Ironically, guarantees rather than a warranty, would do very well with a service business. A wedding photographer or computer tech doesn’t offer a guarantee most of the time.

Service Guarantees and the Corporate World

Services rendered by a human are a touchy subject in the corporate world. An electronic can be inspected and quality can be assured before it leaves the warehouse. A person that has an exterminator come to their home to solve an ant invasion may not have a guarantee.

Why?

You can’t predict the nature of bugs. However, there are a few things that you can do to offset the potential loss in business while still offering a guarantee:

  • Guarantee that the client only pays when the service is rendered satisfactory
  • Offer a refund over a set duration
  • Offer to pay for the problem to be corrected by another professional
  • Offer to pay any fines or penalties due to the service failure

Corporate clients will especially want a guarantee of this level. Snowbridge offers a 100% guarantee on their services, but if they offered to pay fines for a restaurant that was fined due to a pipe they fixed not being fixed properly and leaking, this would do a lot of good for the business.

  • They could charge drastically more for the services they render
  • They could lure in more customers as a result of their guarantee
  • They could secure a much higher market share in their area

If a company says that they’ll provide 100% satisfaction, or they’ll make the issue right, it’s a guarantee that can be very profitable for the business.

How Service Guarantees Benefit Businesses

There needs to be a benefit for companies to offer a guarantee on their services. Charging higher prices and securing a larger market share are two great benefits. But there are benefits to the quality of your operation, too.

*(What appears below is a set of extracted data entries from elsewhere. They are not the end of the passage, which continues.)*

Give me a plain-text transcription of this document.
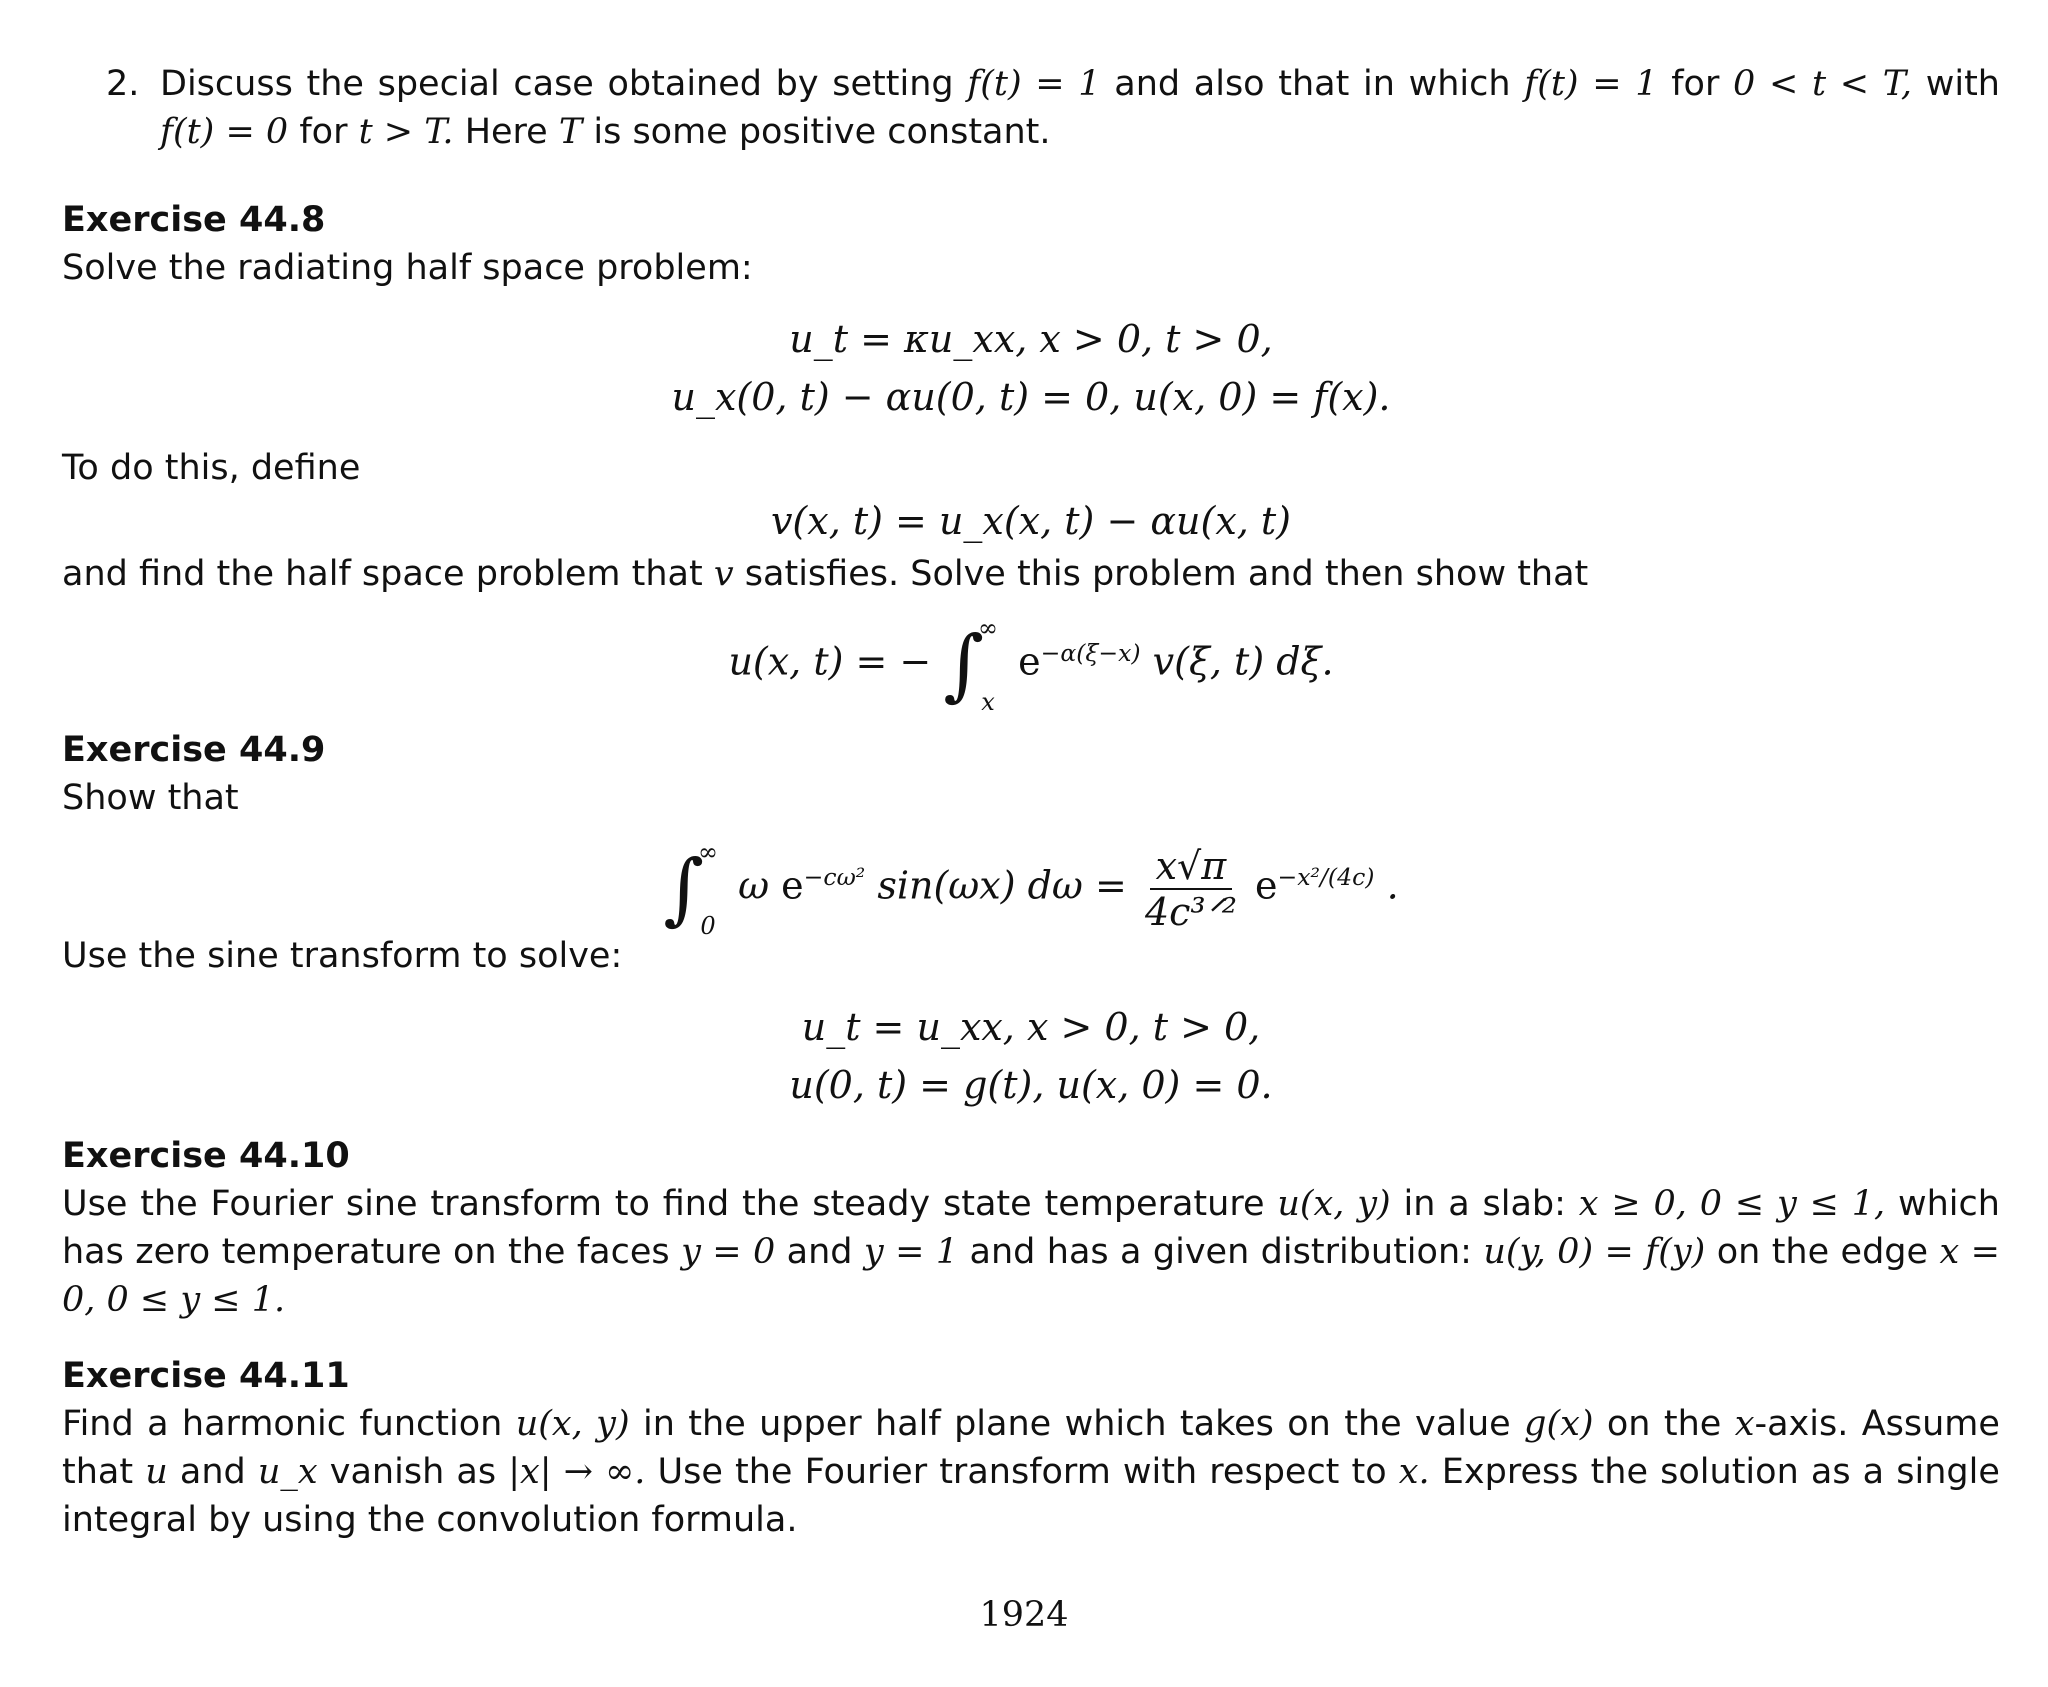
2. Discuss the special case obtained by setting f(t) = 1 and also that in which f(t) = 1 for 0 < t < T, with f(t) = 0 for t > T. Here T is some positive constant.
Exercise 44.8

Solve the radiating half space problem:

u_t = κu_xx, x > 0, t > 0,

u_x(0, t) − αu(0, t) = 0, u(x, 0) = f(x).

To do this, define

v(x, t) = u_x(x, t) − αu(x, t)

and find the half space problem that v satisfies. Solve this problem and then show that

u(x, t) = − ∫
∞
x
$e^{-\alpha(\xi-x)}$ v(ξ, t) dξ.
Exercise 44.9

Show that

∫
∞
0
ω $e^{-c\omega^2}$ sin(ωx) $d\omega = \frac{x√\pi}{\text{4c³ᐟ²}} e^{-x^2/(4c)}$ .

Use the sine transform to solve:

u_t = u_xx, x > 0, t > 0,

u(0, t) = g(t), u(x, 0) = 0.

Exercise 44.10

Use the Fourier sine transform to find the steady state temperature u(x, y) in a slab: x ≥ 0, 0 ≤ y ≤ 1, which has zero temperature on the faces y = 0 and y = 1 and has a given distribution: u(y, 0) = f(y) on the edge x = 0, 0 ≤ y ≤ 1.

Exercise 44.11

Find a harmonic function u(x, y) in the upper half plane which takes on the value g(x) on the x-axis. Assume that u and u_x vanish as |x| → ∞. Use the Fourier transform with respect to x. Express the solution as a single integral by using the convolution formula.

1924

Guarantees force businesses to be better, and this means a business is more likely to:

  • Properly train employees on how the work must be completed
  • Hire the best employees to get the job done right
  • Form protocols that ensure quality work is completed
  • Reduce errors that occur during a job
  • Put the customer first
  • Control your business more closely and improve performance

Profits, performance and quality are all very closely tied together in the business world. When a business offers a guarantee, they force themselves to be better than the competition. The business will look further into their operation, gather data and analyze their failures with much more scrutiny when they have to pay for their failures out-of-pocket.

Conditions imposed on the consumer will negate the guarantee benefits.

If a plumber offered a guarantee, but to obtain the warranty you had to pay 60% of the service cost, it would be overlooked compared to a company that offers a guarantee and doesn’t impose conditions.

Guarantees must be easy to invoke, meaningful, quick to collect on and unconditional.

Clients want to trust service providers, and this level of a guarantee will help build trust among clients in a way that warranties build trust in retail stores.